31. A 2-cycle engine as claimed in claim 14, wherein means for restricting the outflow of the exhaust gas from said exhaust port is disposed in said exhaust passage.

32. A 2-cycle engine as claimed in claim 31, wherein said restricting means comprises an exhaust control valve which is partially closed when the engine is operating under a partial load.

33. A 2-cycle engine as claimed in claim 31, wherein said restricting means comprises a restricted opening having a fixed opening area.

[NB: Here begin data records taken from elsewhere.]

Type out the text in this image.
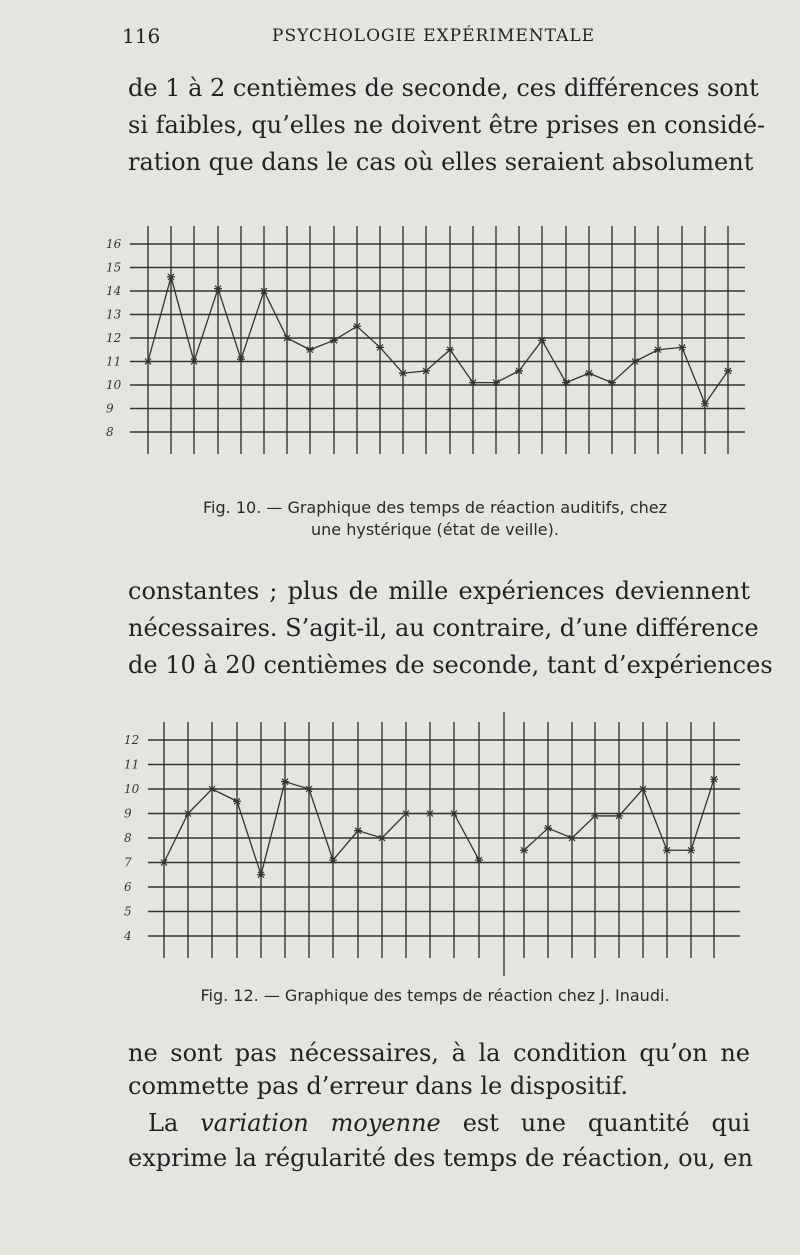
116	PSYCHOLOGIE EXPÉRIMENTALE
de 1 à 2 centièmes de seconde, ces différences sont
si faibles, qu’elles ne doivent être prises en considé-
ration que dans le cas où elles seraient absolument
16
15
14
13
12
11
10
9
8
Fig. 10. — Graphique des temps de réaction auditifs, chez
une hystérique (état de veille).
constantes ; plus de mille expériences deviennent
nécessaires. S’agit-il, au contraire, d’une différence
de 10 à 20 centièmes de seconde, tant d’expériences
12
11
10
9
8
7
6
5
4
Fig. 12. — Graphique des temps de réaction chez J. Inaudi.
ne sont pas nécessaires, à la condition qu’on ne
commette pas d’erreur dans le dispositif.
La variation moyenne est une quantité qui
exprime la régularité des temps de réaction, ou, en
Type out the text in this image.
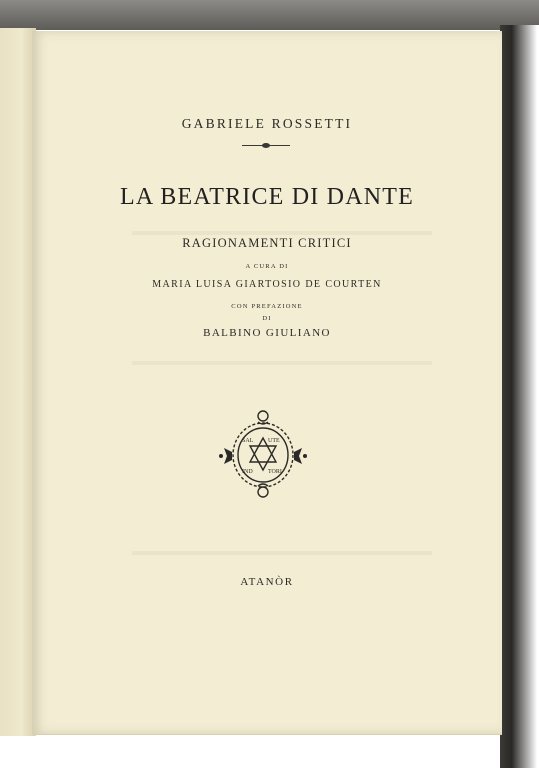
GABRIELE ROSSETTI
LA BEATRICE DI DANTE
RAGIONAMENTI CRITICI
A CURA DI
MARIA LUISA GIARTOSIO DE COURTEN
CON PREFAZIONE
DI
BALBINO GIULIANO
SAL UTE
IND	TORI
ATANÒR
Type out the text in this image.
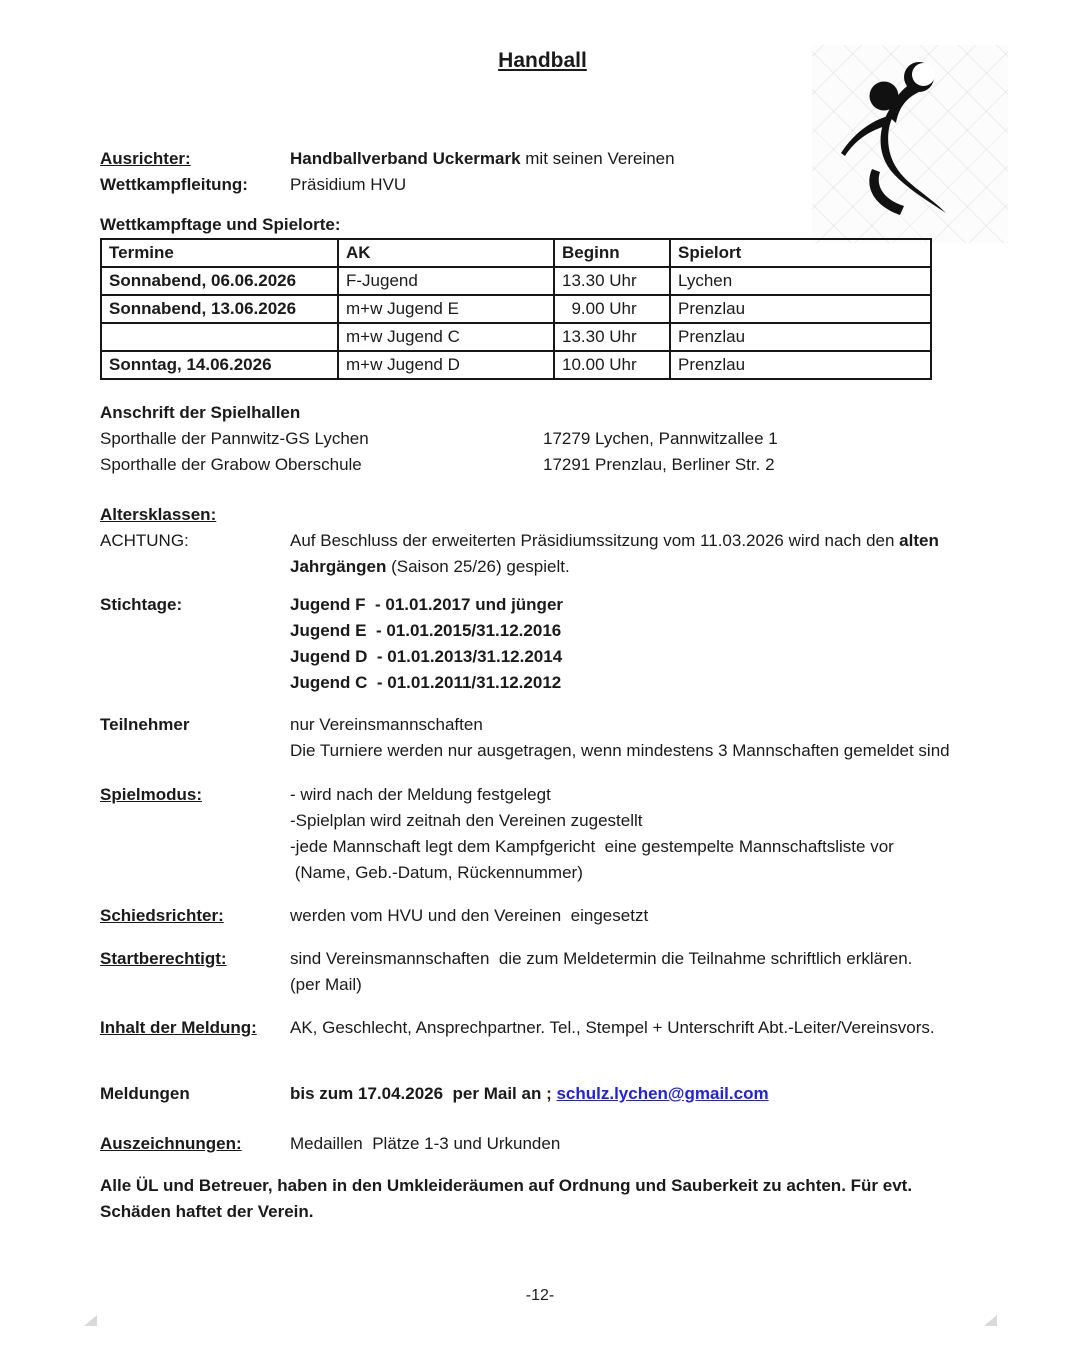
Handball
Ausrichter:	Handballverband Uckermark mit seinen Vereinen
Wettkampfleitung:	Präsidium HVU
Wettkampftage und Spielorte:
Termine	AK	Beginn	Spielort
Sonnabend, 06.06.2026	F-Jugend	13.30 Uhr	Lychen
Sonnabend, 13.06.2026	m+w Jugend E	9.00 Uhr	Prenzlau
	m+w Jugend C	13.30 Uhr	Prenzlau
Sonntag, 14.06.2026	m+w Jugend D	10.00 Uhr	Prenzlau
Anschrift der Spielhallen
Sporthalle der Pannwitz-GS Lychen	17279 Lychen, Pannwitzallee 1
Sporthalle der Grabow Oberschule	17291 Prenzlau, Berliner Str. 2
Altersklassen:
ACHTUNG:	Auf Beschluss der erweiterten Präsidiumssitzung vom 11.03.2026 wird nach den alten
Jahrgängen (Saison 25/26) gespielt.
Stichtage:	Jugend F  - 01.01.2017 und jünger
Jugend E  - 01.01.2015/31.12.2016
Jugend D  - 01.01.2013/31.12.2014
Jugend C  - 01.01.2011/31.12.2012
Teilnehmer	nur Vereinsmannschaften
Die Turniere werden nur ausgetragen, wenn mindestens 3 Mannschaften gemeldet sind
Spielmodus:	- wird nach der Meldung festgelegt
-Spielplan wird zeitnah den Vereinen zugestellt
-jede Mannschaft legt dem Kampfgericht  eine gestempelte Mannschaftsliste vor
(Name, Geb.-Datum, Rückennummer)
Schiedsrichter:	werden vom HVU und den Vereinen  eingesetzt
Startberechtigt:	sind Vereinsmannschaften  die zum Meldetermin die Teilnahme schriftlich erklären.
(per Mail)
Inhalt der Meldung:	AK, Geschlecht, Ansprechpartner. Tel., Stempel + Unterschrift Abt.-Leiter/Vereinsvors.
Meldungen	bis zum 17.04.2026  per Mail an ; schulz.lychen@gmail.com
Auszeichnungen:	Medaillen  Plätze 1-3 und Urkunden
Alle ÜL und Betreuer, haben in den Umkleideräumen auf Ordnung und Sauberkeit zu achten. Für evt.
Schäden haftet der Verein.
-12-
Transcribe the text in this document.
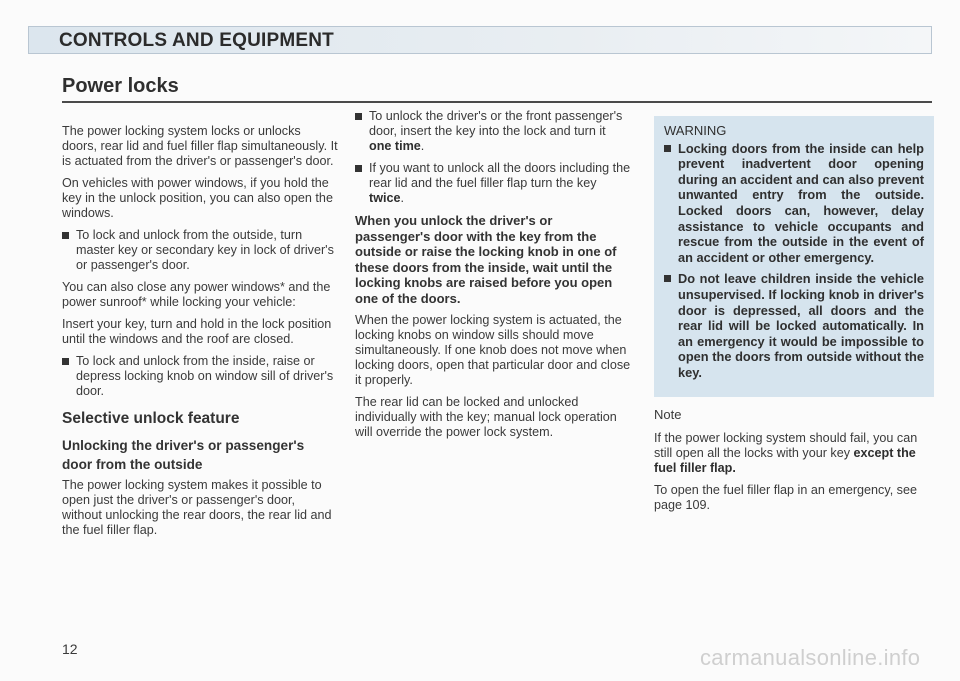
CONTROLS AND EQUIPMENT
Power locks

The power locking system locks or unlocks doors, rear lid and fuel filler flap simultaneously. It is actuated from the driver's or passenger's door.

On vehicles with power windows, if you hold the key in the unlock position, you can also open the windows.

To lock and unlock from the outside, turn master key or secondary key in lock of driver's or passenger's door.

You can also close any power windows* and the power sunroof* while locking your vehicle:

Insert your key, turn and hold in the lock position until the windows and the roof are closed.

To lock and unlock from the inside, raise or depress locking knob on window sill of driver's door.

Selective unlock feature
Unlocking the driver's or passenger's door from the outside

The power locking system makes it possible to open just the driver's or passenger's door, without unlocking the rear doors, the rear lid and the fuel filler flap.

To unlock the driver's or the front passenger's door, insert the key into the lock and turn it one time.

If you want to unlock all the doors including the rear lid and the fuel filler flap turn the key twice.

When you unlock the driver's or passenger's door with the key from the outside or raise the locking knob in one of these doors from the inside, wait until the locking knobs are raised before you open one of the doors.

When the power locking system is actuated, the locking knobs on window sills should move simultaneously. If one knob does not move when locking doors, open that particular door and close it properly.

The rear lid can be locked and unlocked individually with the key; manual lock operation will override the power lock system.

WARNING

Locking doors from the inside can help prevent inadvertent door opening during an accident and can also prevent unwanted entry from the outside. Locked doors can, however, delay assistance to vehicle occupants and rescue from the outside in the event of an accident or other emergency.

Do not leave children inside the vehicle unsupervised. If locking knob in driver's door is depressed, all doors and the rear lid will be locked automatically. In an emergency it would be impossible to open the doors from outside without the key.

Note

If the power locking system should fail, you can still open all the locks with your key except the fuel filler flap.

To open the fuel filler flap in an emergency, see page 109.

12	carmanualsonline.info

34. A 2-cycle engine comprising:

a plurality of crank case parts defining a cylinder having a cylinder bore and a crank room therein;

a piston reciprocally movable in said cylinder bore, said piston and said cylinder bore defining a combustion chamber;

an intake passage having mixture forming means therein for introducing a fresh combustible mixture into said crank room;

first scavenging passage means connected at one end to said crank room for causing the fresh combustible mixture to flow at a high speed, said first scavenging passage means being defined by an open groove defined in a wall of one of the crank case parts which is closed by an abutting another one of the crank case parts;

second scavenging passage means connected at one end and continuously open to the other end of said first scavenging passage means with a scavenging port opening into said combustion chamber for causing the fresh combustible mixture to flow at a low speed; and

an exhaust passage having an exhaust port opening into said combustion chamber for discharging exhaust gas to the atmosphere.

35. A 2-cycle engine as claimed in claim 34, wherein:

said groove extends at least part-circumferentially around the crank room and opens thereinto at the bottom thereof.